Revenue examining what Customs controls are needed in the event of a Brexit
Published 03/06/2016 | 19:40
The Revenue is examining what customs controls would be necessary in the event of a ‘Brexit’, including how many officers will be needed for the border.
With the crunch vote on the United Kingdom’s membership of the EU now less than three weeks away, Revenue is analysing of what a ‘Leave’ vote would mean for the customs operations on the border as part of the government’s contingency planning.
The government hopes that the British public will decide to stay in the EU and Ministers are travelling to the UK to encourage the diaspora and Irish citizens registered to vote to support the 'Remain' campaign.

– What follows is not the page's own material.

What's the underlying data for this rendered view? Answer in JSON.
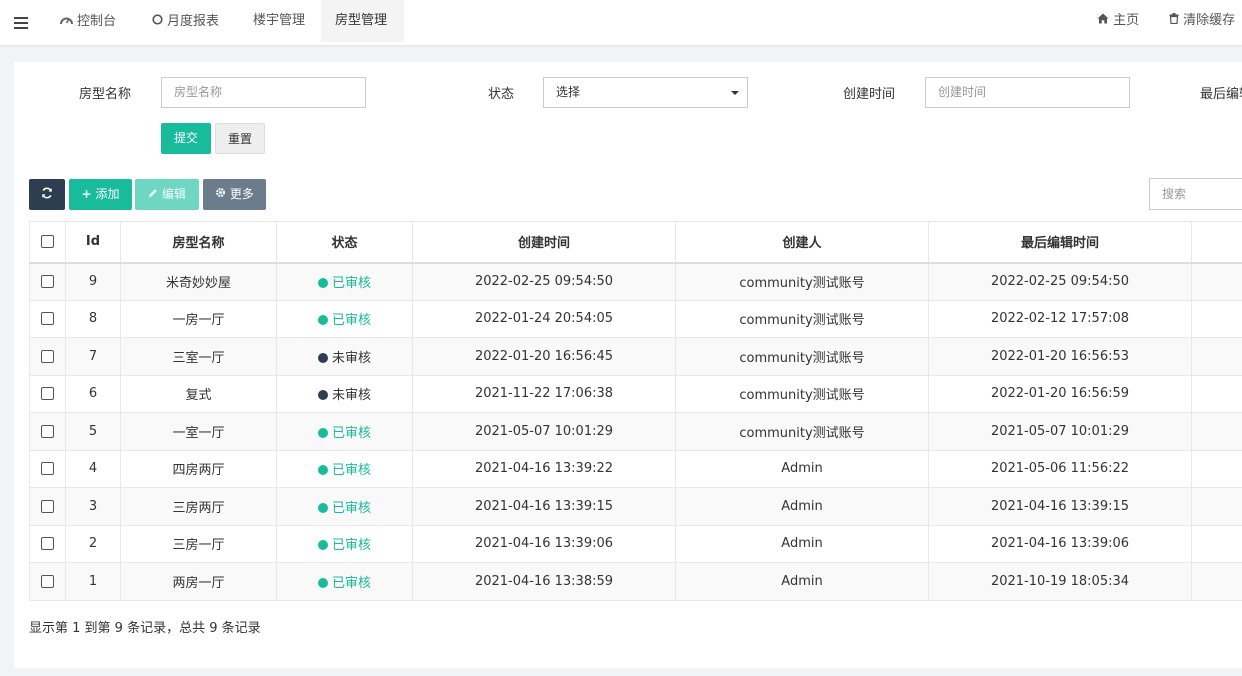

However, several departments and agencies are involved in planning for contingencies that may arise the event of a Brexit.
Taoiseach Enda Kenny has previously warned there could be a return to border controls with the north.
Independent.ie understands that the number of customs officers that may have to be deployed to the border is being examined by Revenue.
The example of the border between Norway – which is outside the EU – and Sweden – one of the 28 members – is also being looked at as part of the contingency planning.
Both countries are part of the Schengen free-travel area with random checks by customs officers of documentation and goods.
Such a model – if possible in the Irish case - would avoid barriers at the border, allowing traffic to remain free flowing.
A UK vote to leave would be followed by two years of negotiations between London and Brussels, during which Irish officials will emphasise the particular issues facing this country – including Northern Ireland, and the economic and trade impact.
Among the key areas of concern for Departments drawing up contingency plans are trade, market volatility and the North.
There is currently €1.2bn worth of trade between Ireland and Britain every week and any barriers to this poses a major risk to the economy.
There are warnings that a ‘Leave’ vote could see Sterling weaken by between 10pc and 15pc which has implications for Irish businesses exporting to the UK as well as British tourists coming here.
In terms of the North, the EU currently provides significant funding to the six counties and it has had a role in securing the peace process, with north-south co-operation helped by both jurisdictions being members of the European club.
A Government spokesman said: "We have a defined framework of action in place for both outcomes following the upcoming referendum in the UK.
"We continue to actively express the view through all channels available to us that Britain remaining in the EU is in Ireland's and Europe's best interest.
"But we must be and are prepared for both outcomes."
Several ministers, including the Taoiseach will be travelling to cities like Manchester, Glasgow, Liverpool and Leads ahead of the June 23 vote.
They are to engage with Irish communities to ensure they’re aware of the government’s preference for a ‘Remain’ vote, while being respectful of the fact that the referendum is a decision for the UK.
It is understood that Mr Kenny will make a statement reaffirming Ireland's commitment to the EU regardless of the outcome of the British referendum when the result is known on June 24.